J’aime beaucoup la musique, les concerts et les festivals, tout cela en période de pandémie me manque. Avec mon amoureux, on se fait un devoir d’assister à plusieurs concerts chaque année. Cela relève de notre passion commune. Notre record a été de voir entre six et huit groupes en l’espace d’une semaine, avant le confinement. J’aime beaucoup écrire et lire. Je lis en ce moment Zom-Fam de l’artiste Kama La Mackerel qui est tellement beau et poignant que je n’ai pas envie de le finir, alors je le lis tout doucement. J’aime aussi le dessin, surtout dessiner des tatouages. Les vieux vinyles, les friperies, cuisiner sans pression, les longs “road trips”, les balades en forêt, le tarot, et surtout ne rien faire.

Comment vivez-vous la COVID-19 à Manchester ?
Je vis mieux la pandémie cette année. Le premier confinement a été très dur mentalement et j’ai malheureusement perdu mon boulot avant le deuxième “lockdown” de novembre. Cela m’a néanmoins donné le courage de me lancer à mon propre compte et de m’entourer de gens, des institutions et des compagnies qui rejoignent mes principes et ceux en qui je crois.
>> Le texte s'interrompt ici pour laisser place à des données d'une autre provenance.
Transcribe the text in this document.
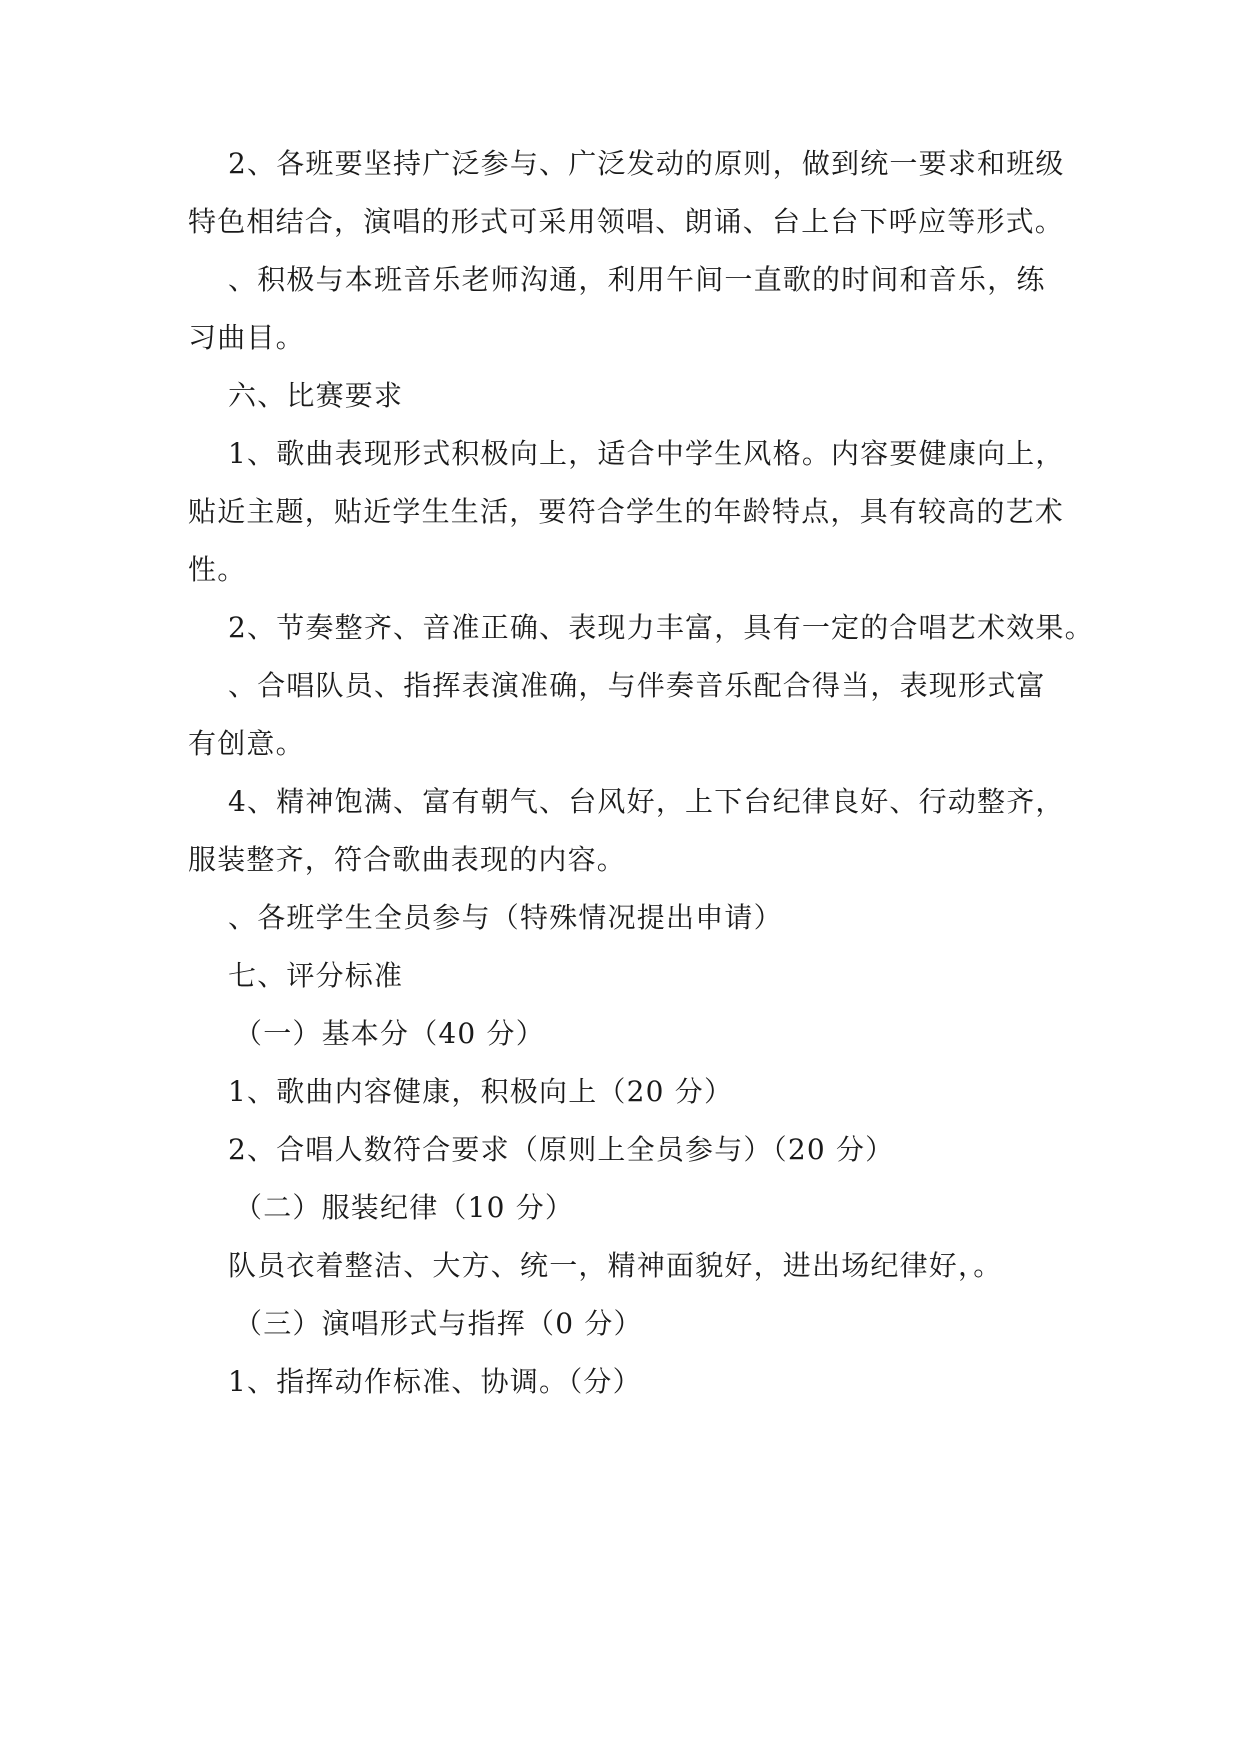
2、各班要坚持广泛参与、广泛发动的原则，做到统一要求和班级

特色相结合，演唱的形式可采用领唱、朗诵、台上台下呼应等形式。

、积极与本班音乐老师沟通，利用午间一直歌的时间和音乐，练

习曲目。

六、比赛要求

1、歌曲表现形式积极向上，适合中学生风格。内容要健康向上，

贴近主题，贴近学生生活，要符合学生的年龄特点，具有较高的艺术

性。

2、节奏整齐、音准正确、表现力丰富，具有一定的合唱艺术效果。

、合唱队员、指挥表演准确，与伴奏音乐配合得当，表现形式富

有创意。

4、精神饱满、富有朝气、台风好，上下台纪律良好、行动整齐，

服装整齐，符合歌曲表现的内容。

、各班学生全员参与（特殊情况提出申请）

七、评分标准

（一）基本分（40 分）

1、歌曲内容健康，积极向上（20 分）

2、合唱人数符合要求（原则上全员参与）（20 分）

（二）服装纪律（10 分）

队员衣着整洁、大方、统一，精神面貌好，进出场纪律好，。

（三）演唱形式与指挥（0 分）

1、指挥动作标准、协调。（分）
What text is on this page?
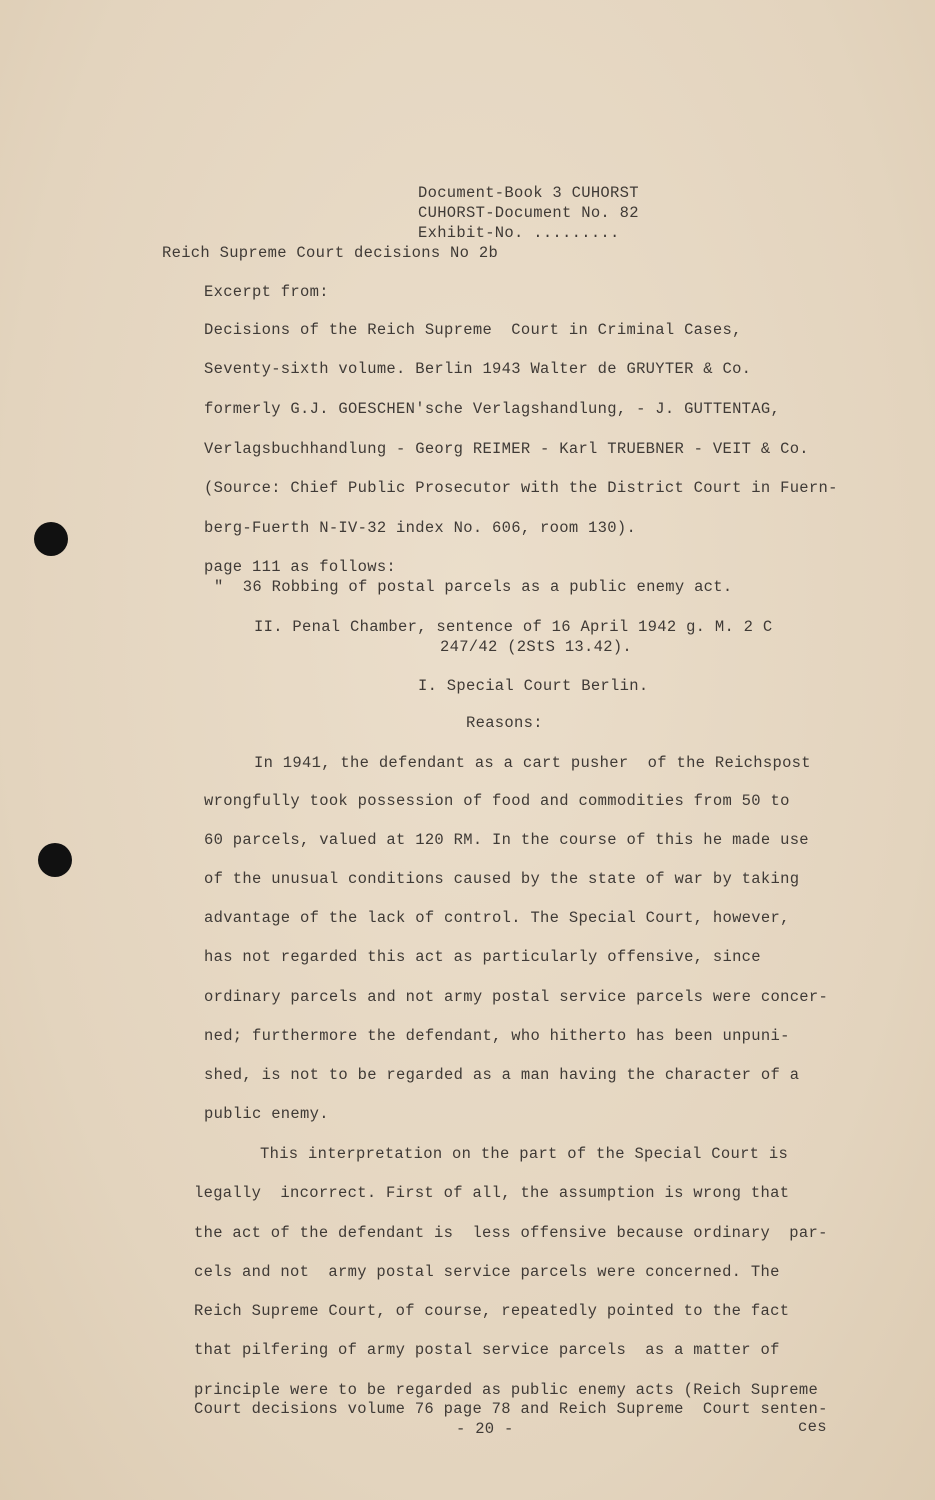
Document-Book 3 CUHORST
CUHORST-Document No. 82
Exhibit-No. .........
Reich Supreme Court decisions No 2b
Excerpt from:
Decisions of the Reich Supreme  Court in Criminal Cases,
Seventy-sixth volume. Berlin 1943 Walter de GRUYTER & Co.
formerly G.J. GOESCHEN'sche Verlagshandlung, - J. GUTTENTAG,
Verlagsbuchhandlung - Georg REIMER - Karl TRUEBNER - VEIT & Co.
(Source: Chief Public Prosecutor with the District Court in Fuern-
berg-Fuerth N-IV-32 index No. 606, room 130).
page 111 as follows:
"  36 Robbing of postal parcels as a public enemy act.
II. Penal Chamber, sentence of 16 April 1942 g. M. 2 C
247/42 (2StS 13.42).
I. Special Court Berlin.
Reasons:
In 1941, the defendant as a cart pusher  of the Reichspost
wrongfully took possession of food and commodities from 50 to
60 parcels, valued at 120 RM. In the course of this he made use
of the unusual conditions caused by the state of war by taking
advantage of the lack of control. The Special Court, however,
has not regarded this act as particularly offensive, since
ordinary parcels and not army postal service parcels were concer-
ned; furthermore the defendant, who hitherto has been unpuni-
shed, is not to be regarded as a man having the character of a
public enemy.
This interpretation on the part of the Special Court is
legally  incorrect. First of all, the assumption is wrong that
the act of the defendant is  less offensive because ordinary  par-
cels and not  army postal service parcels were concerned. The
Reich Supreme Court, of course, repeatedly pointed to the fact
that pilfering of army postal service parcels  as a matter of
principle were to be regarded as public enemy acts (Reich Supreme
Court decisions volume 76 page 78 and Reich Supreme  Court senten-
- 20 -	ces
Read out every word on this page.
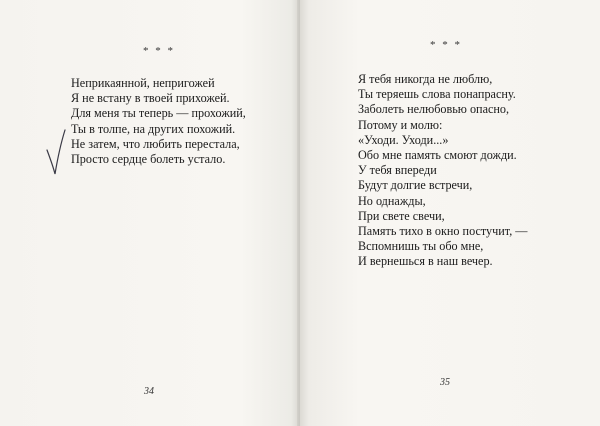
* * *
Неприкаянной, непригожей
Я не встану в твоей прихожей.
Для меня ты теперь — прохожий,
Ты в толпе, на других похожий.
Не затем, что любить перестала,
Просто сердце болеть устало.
34
* * *
Я тебя никогда не люблю,
Ты теряешь слова понапрасну.
Заболеть нелюбовью опасно,
Потому и молю:
«Уходи. Уходи...»
Обо мне память смоют дожди.
У тебя впереди
Будут долгие встречи,
Но однажды,
При свете свечи,
Память тихо в окно постучит, —
Вспомнишь ты обо мне,
И вернешься в наш вечер.
35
Quels sont vos projets pour 2021 ?
Pour cette année, j’anticipe encore plus de projets autour des thèmes qui m’intéressent. “Matter Out of Place” et “Chagossians of Manchester” sont des projets qui probablement dureront toute ma vie. J’ai pour idée de travailler sur un concept de “self portrait” et de “self performance” autour du concept “How society polices female black and brown bodies”, mais tout n’est encore que brouillons et idées. Il y a aussi DIY Theatre qui est un théâtre pour des artistes avec des troubles d’apprentissage physique et mental où je suis facilitatrice créative et photographe. J’anime des ateliers photographiques sur leur récent projet qui s’articule autour de “Comment se représenter visuellement en tant que leader digital”.

J’ai aussi des projets avec la Manchester Art Gallery, Manchester Library et Manchester Archives. Je travaille avec Contact Manchester qui est mon institution artistique préférée où j’animerai avec d’autres Workshop Leaders des ateliers antiracistes pour les compagnies artistiques qui le souhaitent. Je suis aussi leur “commissioned artist” pour leur “Manifesto of Care project” tout en étant en parallèle avec le collège de Bolton et leurs jeunes artistes sur un projet artistique inclusif autour de la nourriture et de la culture.